Look at it this way. In the middle of a pandemic where 130,000 Americans have died in about 100 days, and where thousands more will perish because of the novel virus, President Trump and his acolytes in congress and the White House are asking the highest court in the land to strike down a program that will wipe out health insurance for no less than 23 million Americans. 

“President Trump and the Republicans’ campaign to rip away the protections and benefits of the Affordable Care Act in the middle of the coronavirus crisis is an act of unfathomable cruelty.”

House Speaker Nancy Pelosi may have said it best when she told The New York Times that “President Trump and the Republicans’ campaign to rip away the protections and benefits of the Affordable Care Act in the middle of the coronavirus crisis is an act of unfathomable cruelty.” Adding, “If President Trump gets his way, 130 million Americans with pre-existing conditions will lose the A.C.A.’s lifesaving protections and 23 million Americans will lose their health coverage entirely.” 

Now imagine yourself the parent of the almost 12-year-old, now a beautiful 15-year-old girl, who’s had heart surgery and still needs medicines, and regular check-ups, and who will be denied insurance because of “pre-existing conditions” without Obamacare…

“Look,” her father told me recently. “If they knock down Obamacare…” He is quiet for more than a few seconds.

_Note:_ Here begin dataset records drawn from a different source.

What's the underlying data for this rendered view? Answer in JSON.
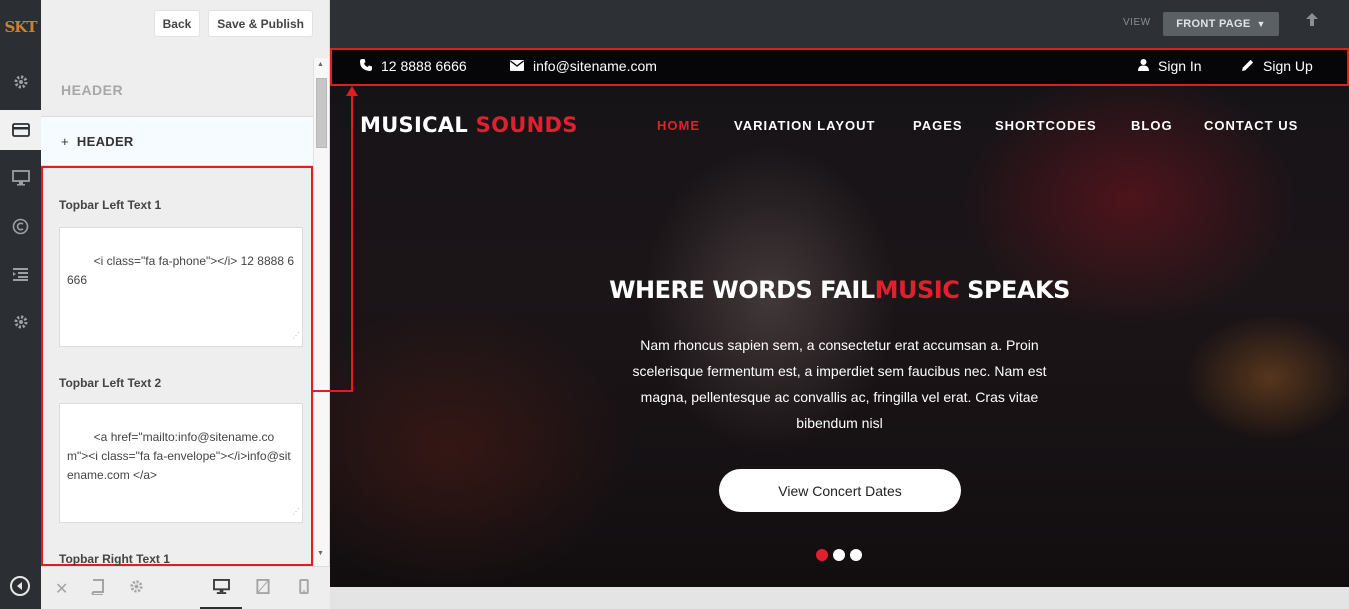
{
  "rail": {
    "logo": "SKT"
  },
  "panel": {
    "back_label": "Back",
    "publish_label": "Save & Publish",
    "section_title": "HEADER",
    "subsection": {
      "plus": "+",
      "label": "HEADER"
    },
    "fields": [
      {
        "label": "Topbar Left Text 1",
        "value": "<i class=\"fa fa-phone\"></i> 12 8888 6666"
      },
      {
        "label": "Topbar Left Text 2",
        "value": "<a href=\"mailto:info@sitename.com\"><i class=\"fa fa-envelope\"></i>info@sitename.com </a>"
      },
      {
        "label": "Topbar Right Text 1"
      }
    ]
  },
  "preview": {
    "view_label": "VIEW",
    "page_select": "FRONT PAGE",
    "topbar": {
      "phone": "12 8888 6666",
      "email": "info@sitename.com",
      "signin": "Sign In",
      "signup": "Sign Up"
    },
    "brand": {
      "part1": "MUSICAL",
      "part2": "SOUNDS"
    },
    "nav": [
      "HOME",
      "VARIATION LAYOUT",
      "PAGES",
      "SHORTCODES",
      "BLOG",
      "CONTACT US"
    ],
    "nav_active": "HOME",
    "hero": {
      "title_a": "WHERE WORDS FAIL",
      "title_b": "MUSIC",
      "title_c": " SPEAKS",
      "text": "Nam rhoncus sapien sem, a consectetur erat accumsan a. Proin scelerisque fermentum est, a imperdiet sem faucibus nec. Nam est magna, pellentesque ac convallis ac, fringilla vel erat. Cras vitae bibendum nisl",
      "cta": "View Concert Dates"
    },
    "slider": {
      "count": 3,
      "active": 1
    }
  },
  "colors": {
    "accent": "#e0202e",
    "highlight": "#e11d1d",
    "rail_bg": "#2b2f34",
    "logo": "#c9832a"
  }
}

I know he’s thinking of his daughter. “Any person who favors Trump,” he continues, “and who knows my daughter’s situation…” another pause. “I don’t care who they are. I want nothing to do with them, ever again.” There’s more on his mind, but he’s said enough.

It’s why Pelosi’s use of the word “cruelty” to define Trump’s and the Republicans’ action is way too docile a word. It reminds me of a better word, one used recently by Max Castro in a column where he described the Trump presidency as the hecatomb.

At a time when the Trump administration is using the pandemic to reward friends and family members with juicy multi-million dollar giveaways disguised as an act known as HEROES, they have taken their next step in punishing regular Americans who are getting by and fretting for their future because of an unknown virus.

If for no other reason, and if you believe in justice and that we should be looking out for each other, the move to strike down Obamacare without any other (better) plan to replace it, should be enough for any and all decent American voters to cast a vote against Trump in November. 

Finally, I’d like to add, that late 50s guy whose life may have been saved because of Obamacare is now happily on Medicare. I am that man.